Carried out in 2006, Portrait was undertaken at a time of relative contentment for Zeng Fanzhi. As the artist explained, “Now life has undoubtedly been much better materially. However, the more change we have, the stronger I feel that something can never be changed. The things at my heart dont allow the change. Though we have a better life I feel somehow uneasy.” He paints the concomitant shift from the imposition of Maoist philosophy of the social self and economic system that ruled every aspect of personal life, to a capitalist, liberalised economy. The protagonist represents China's emerging middle class echelon of society, one penetrated by Western traditions and values. It invokes national turmoil that have consistently driven the artist’s quest of the human condition, filtered through his own conflicted upbringing amidst the Chinese Cultural Revolution. The social function of Portrait is redolent of Godfrey Kneller's John Churchill, 1st Duke of Marlborough (Fig. 2). It also conjured an age of extravagant costume and cultivated ease. It highlights the subject's wealth, as a definition of class and identity. Clothing therefore is in essence a mirror of social, economic, political and cultural landscape. It is not only representations, but also a reconstitution of collective reminiscences within the historical present.
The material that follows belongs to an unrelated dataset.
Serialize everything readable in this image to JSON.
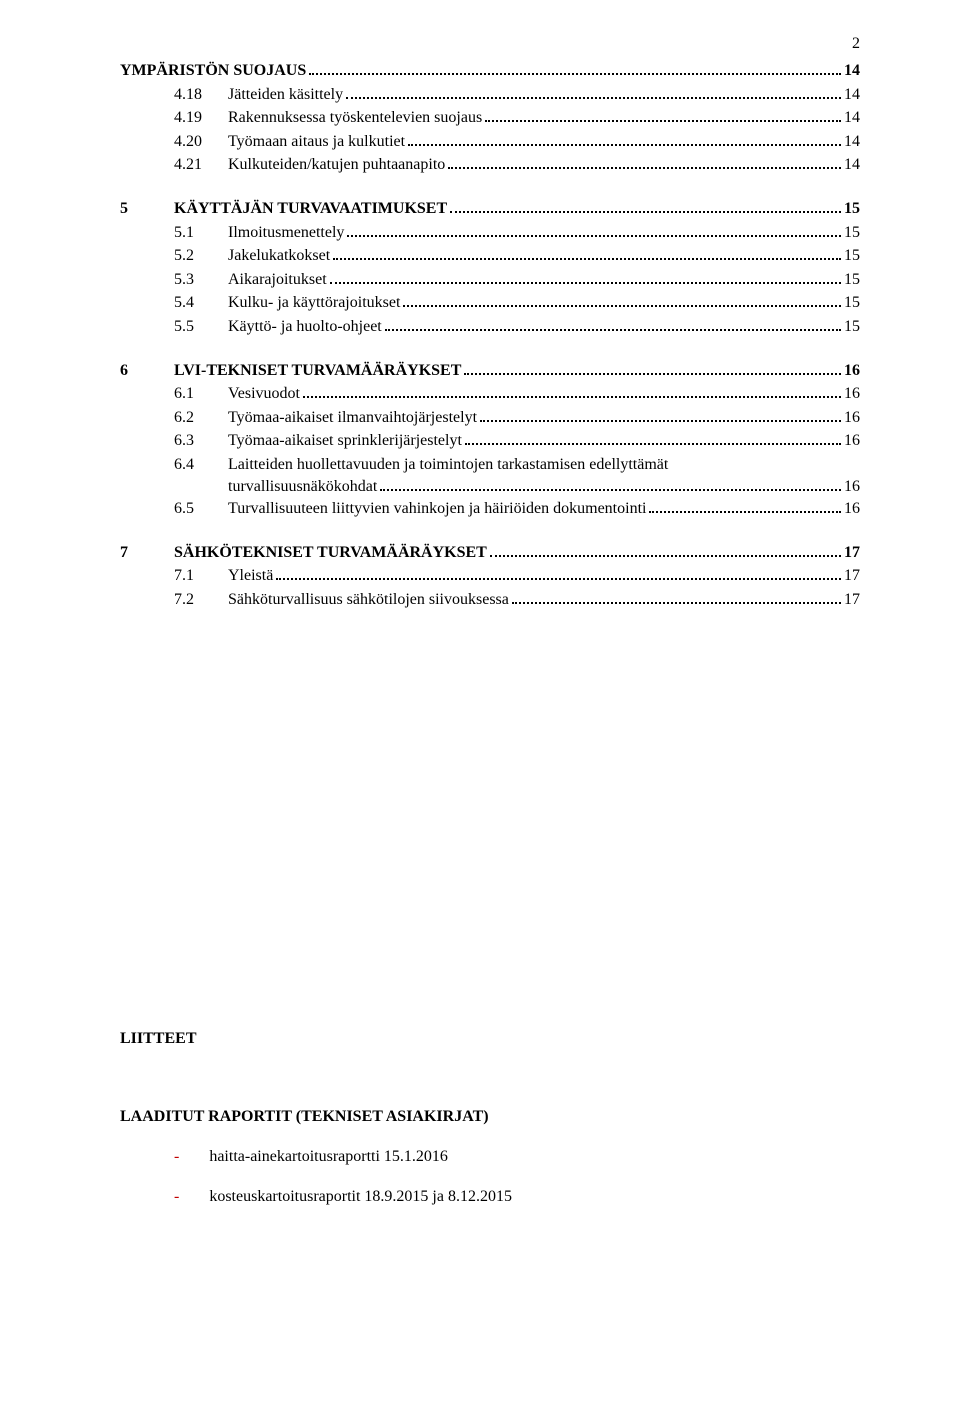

Clothes in contemporary China are about projecting personality, not about conforming. A newly capitalist, consumerist society has liberated the individual to become a free agent, agents of self-invention and self-representation. But Zeng Fanzhi advocates this is an exchange of environments that has only replaced one alienation with another. As such, this work has raised a question that runs through human history- What is Freedom. For Nietzsche often expresses his negative verdicts on freedom as unqualified denials, the true realisation of the will to power, genuine freedom, has rather to do with self-overcoming. In many ways, Portrait is a concise statement gesturing the materialist trappings of class aspirations and the associated strain on individual psyches, portrayed in the throes of re-acculturation, searching for a social role. The piercing psychological narratives, minimum of details and expressionist mannerism are evocative of Egon Schiele’s intensely personal images (Fig. 3). It displays a humanitarian responses and metaphorical testimonial to the existing reality.

The sheer honesty of Zeng Fanzhi’s works, and the reality with which he imbues every brushstroke, reveals his struggle to become more fundamentally human in a world pulverised by cynicism, avarice, and pernicious threats of authority.